I wait for the Cornell shuttle at the NY Public Library on a really amazing September day. Bryant park is not that crowded, mostly tourists taking photos with the fountain, with the food stands, with one another, with anything really. I like this so I take some pictures too. I wish I took more pictures in general. Trying to do more of that, so I took my camera with me to Ithaca. Here’s the library from where I was waiting.
This trip is really like time travel. Here I am at the library, the final spot for really doing the hard work on my dissertation, which I started long after Sam, my friend at Cornell, pushed me into graduate school at Syracuse University. Seems funny that I wait at a finishing point to travel back upstate, to the place where the ideas were just bubbling, nowhere close to firming up to be served.
Why do I do this lecture every year? It’s something I really look forward to doing every term. I get to see an old dear friend. I get to have some great food. I get to walk around in upstate NY. I get to walk around on the set where my past was performed.
There would have been no way to predict where I am now in life and professionally from those days in the early 2000s when I was soaking in the incredible alien-ness of upstate New York. Everything was from far away, and it was where I lived. The air, the smells, the trees, all very different. The snow intimidated me as I had not seen it yet, and imagined it powers that only fear can grant to something. So coming here to wait for the bus that will take me back to where this whole life began in 2001 is a pretty cool thing to think about.
I also took some great pictures of a bug, we call this a “katydid” in Texas but I have no idea what the actual name of the bug is. If you know, feel free to put it in the comments. He landed on this small turtle sculpture on one of the flagpoles and hung out for a while. It made me think about this part of this book I assigned to my public speaking students called The World is Made of Stories by David Loy where he talks about the “turtles all the way down” moment in East meets West philosophy and epistemology. This guy had no idea he was on the back of a turtle or probably even what a turtle is. It’s one of the best pictures I think I’ve ever taken and I really like it, and I like the bug too.
Moving backwards – this guy went back to the tree which was a good idea. But moving backwards is rarely thought of as a good idea. The NY Public Library represents a conclusion for me, the end of an era and the beginning of a new life. Going back to where the new life was planted allows me time to reflect on everything and gives me the chance to think about how good and bad things are in balance. It’s a good meditation.
Add to the situation that I am travelling back to upstate New York to lecture on the foundations of rhetoric, the discipline that had been calling me so long through various vicissitudes over the years which I now serve in all of my work. Returning upstate to talk about the scholarship that I spend most days and nights pondering is like bringing home some of the things I’ve found along the way. It’s a bit of a stretch, but I often think of the scholars who lugged all those heavy books through Nepal and the dangerous mountains to Tibet to translate.
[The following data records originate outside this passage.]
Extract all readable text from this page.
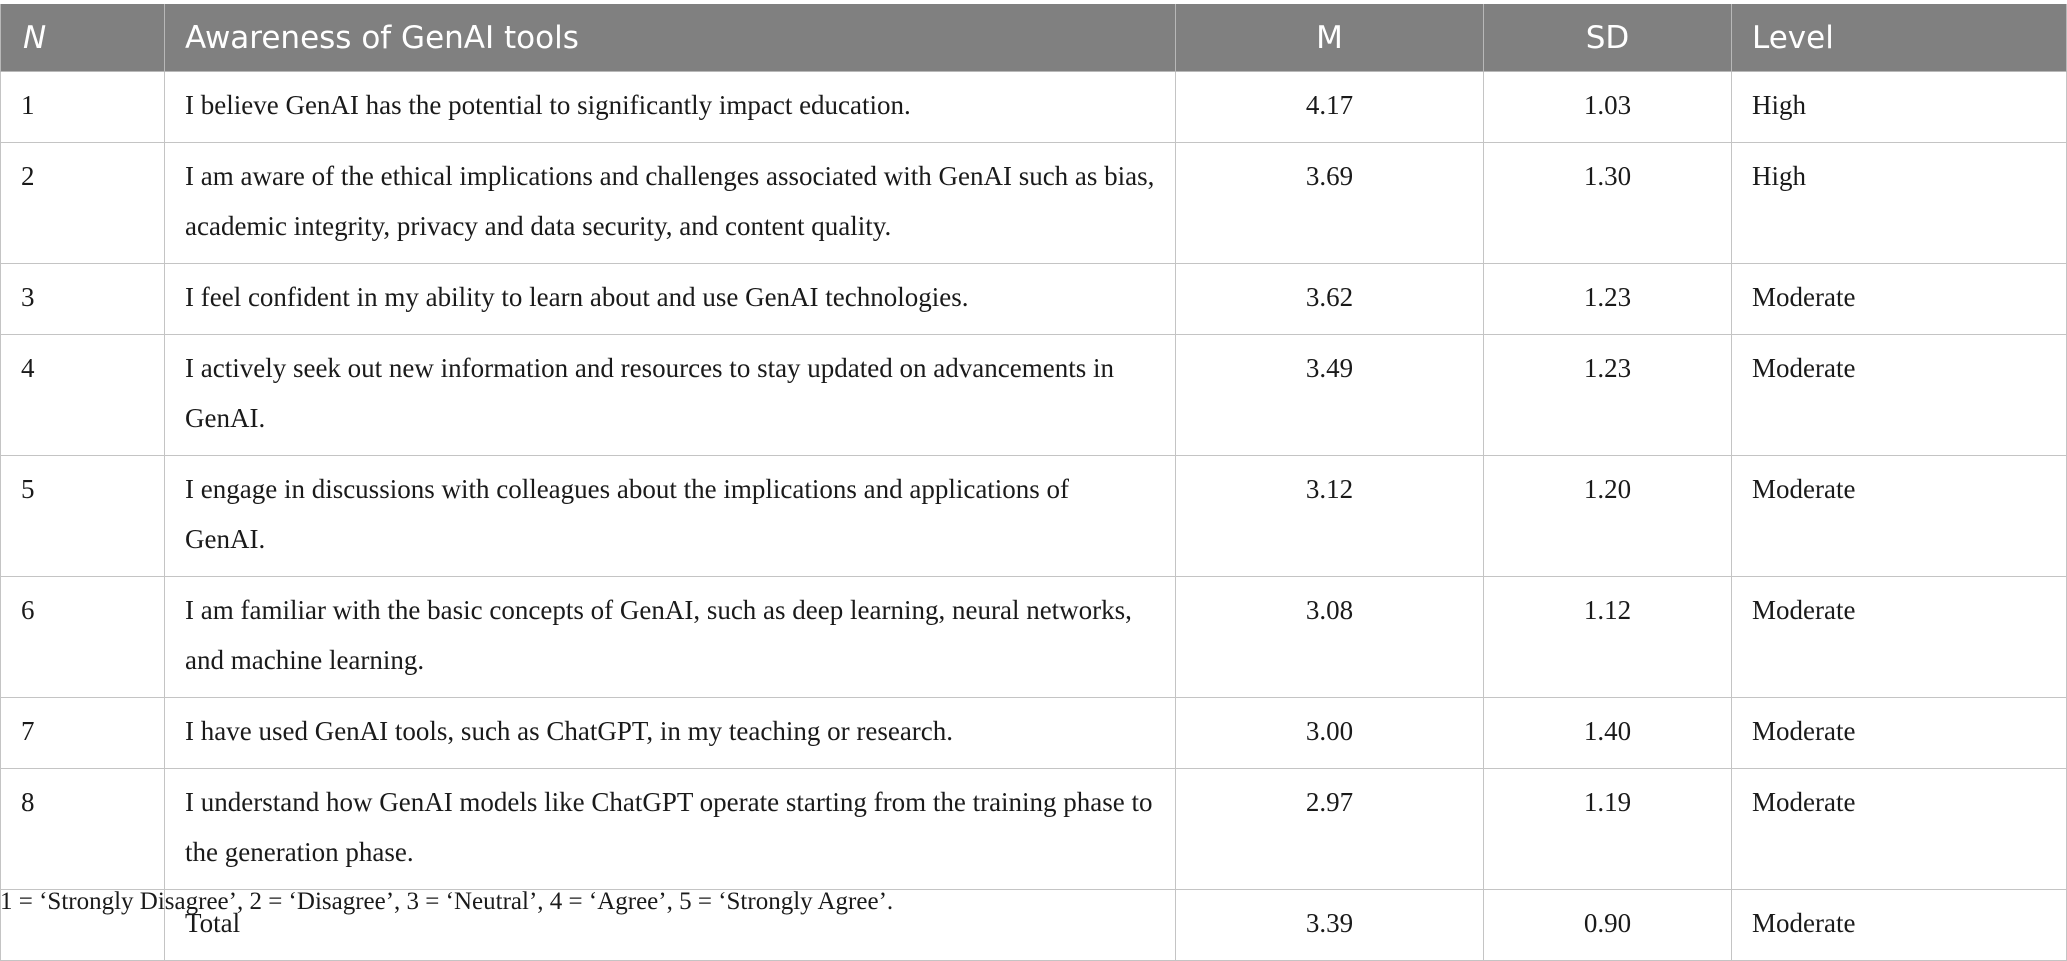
N	Awareness of GenAI tools	M	SD	Level

1	I believe GenAI has the potential to significantly impact education.	4.17	1.03	High

2	I am aware of the ethical implications and challenges associated with GenAI such as bias, academic integrity, privacy and data security, and content quality.	3.69	1.30	High

3	I feel confident in my ability to learn about and use GenAI technologies.	3.62	1.23	Moderate

4	I actively seek out new information and resources to stay updated on advancements in GenAI.	3.49	1.23	Moderate

5	I engage in discussions with colleagues about the implications and applications of GenAI.	3.12	1.20	Moderate

6	I am familiar with the basic concepts of GenAI, such as deep learning, neural networks, and machine learning.	3.08	1.12	Moderate

7	I have used GenAI tools, such as ChatGPT, in my teaching or research.	3.00	1.40	Moderate

8	I understand how GenAI models like ChatGPT operate starting from the training phase to the generation phase.	2.97	1.19	Moderate

	Total	3.39	0.90	Moderate
1 = ‘Strongly Disagree’, 2 = ‘Disagree’, 3 = ‘Neutral’, 4 = ‘Agree’, 5 = ‘Strongly Agree’.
This physical moving of knowledge through the world is something we rarely think about. I was able to send a book to a student tonight via email in less than 20 seconds of labor. Information is now truly light in a dimension that Marshall McLuhan didn’t know, but predicted.
With information moving so quickly, what’s the value of slowing it down to human body speed, both physically and vocally? Why not record something, or appear on Skype, or email something to them? Why not link one of the many videos of this lecture that exist on my YouTube page? I think there’s a value in having the distant guest speaker appear and teach the course, bringing the information to them from afar. This conveys a type of value and a type of . . . I don’t know, pleasure? Some sort of enjoyment for the effort that flavors the teaching differently. It is why online courses lack something we can’t name since all the parts are clearly there. There’s something about the body, the body moving through space, going back in space and therefore going back in time, wondering about a life long over but somehow is still very much being lived, even if it’s not thought about directly every day.
The bus arrives, and I get on – we move away from the city to Upstate New York, to the past that could never assume or predict that I would live where I live and do what I do.